It turns out that trains to Paris are only sophisticated when they’re not cancelled and when you don’t end up doing a Tour de Netherlands to try and score an international train with some space to take you to Brussels before begging a ride on yet another train to France. Well, I suppose all good things are worth fighting for and Paris certainly made up for the difficulties in getting there.

Our hard work was rewarded by a glorious show of greenery. All the trees there are already proudly displaying their full leaves whereas here they’ve just begun to show their heads. Can’t blame them really what with our yo-yo weather.

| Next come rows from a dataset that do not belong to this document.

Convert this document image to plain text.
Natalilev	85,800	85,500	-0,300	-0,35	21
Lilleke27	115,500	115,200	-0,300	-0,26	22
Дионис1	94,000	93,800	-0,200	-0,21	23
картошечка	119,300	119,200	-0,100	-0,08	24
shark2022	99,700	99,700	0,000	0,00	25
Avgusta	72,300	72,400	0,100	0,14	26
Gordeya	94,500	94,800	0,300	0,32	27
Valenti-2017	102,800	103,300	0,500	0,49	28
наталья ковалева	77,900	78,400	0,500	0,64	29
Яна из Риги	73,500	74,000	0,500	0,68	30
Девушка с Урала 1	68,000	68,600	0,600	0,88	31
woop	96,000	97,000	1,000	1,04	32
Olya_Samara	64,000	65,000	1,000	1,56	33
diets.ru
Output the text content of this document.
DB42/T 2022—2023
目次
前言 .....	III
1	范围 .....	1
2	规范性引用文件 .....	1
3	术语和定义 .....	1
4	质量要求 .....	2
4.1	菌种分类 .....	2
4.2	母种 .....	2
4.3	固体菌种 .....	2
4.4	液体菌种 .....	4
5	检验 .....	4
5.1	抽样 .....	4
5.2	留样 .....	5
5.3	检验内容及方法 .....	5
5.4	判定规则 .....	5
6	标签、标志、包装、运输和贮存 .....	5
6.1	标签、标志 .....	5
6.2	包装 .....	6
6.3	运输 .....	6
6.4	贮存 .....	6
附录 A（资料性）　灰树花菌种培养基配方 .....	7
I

So I walked the length and breadth of the city taking it all in between munching on scrummy French food and Kirs galore.  Musée d’Orsay became my favourite museum in the world. Not just because of their impressive collection of art or even the stunning building but the fact that ‘kids’ up to thirty years old get a reduced rate. It’s been years since I’ve been in an age category that benefited me – I felt like Le Spring Chicken and bounced about the museum in my newly discovered youth.

Saturday night saw me on my own in the big city as my travelling companion developed a questionable attachment to the hotel room. It’s notable how often I’ve needed to rely on my own company recently – a syndrome of singledom I suppose. Having thus lost my interpreter and considering that French waiters don’t really believe I’m vegetarian and seem hell bent on hiding little surprise cubes of pig under salad leaves I thought it safer to have a more liquid evening meal. This of course led to a most …. interesting series of events. Armed with only a map and a whole lot of Dutch Courage I marched about town trying to find the friendliest locals in the cosiest pubs. It’s amazing how social one can be armed with gallons of beer and the realisation that you don’t live there and never have to see anyone again. I kept on returning to the bar to order more drinks under the pretence of perfecting how to do it in French. This also made the irritating tasks of direction and map reading close to impossible. Strategies such as to keep walking in a straight line (easier said than done at 4am) with the hope that the hotel would miraculaously appear proved not to be the wisest. I will be eternally grateful to the taxi driver who took pity on me and brought me safely back to the hotel in the wee small hours.

The humungous hangover on Sunday morning was softened wonderfully by a lazy brunch with the most charming of everyone I had met the evening before. Strolling around Paris with him in the glorious sunshine was the perfect close to the weekend. I am definitely ready for Summer.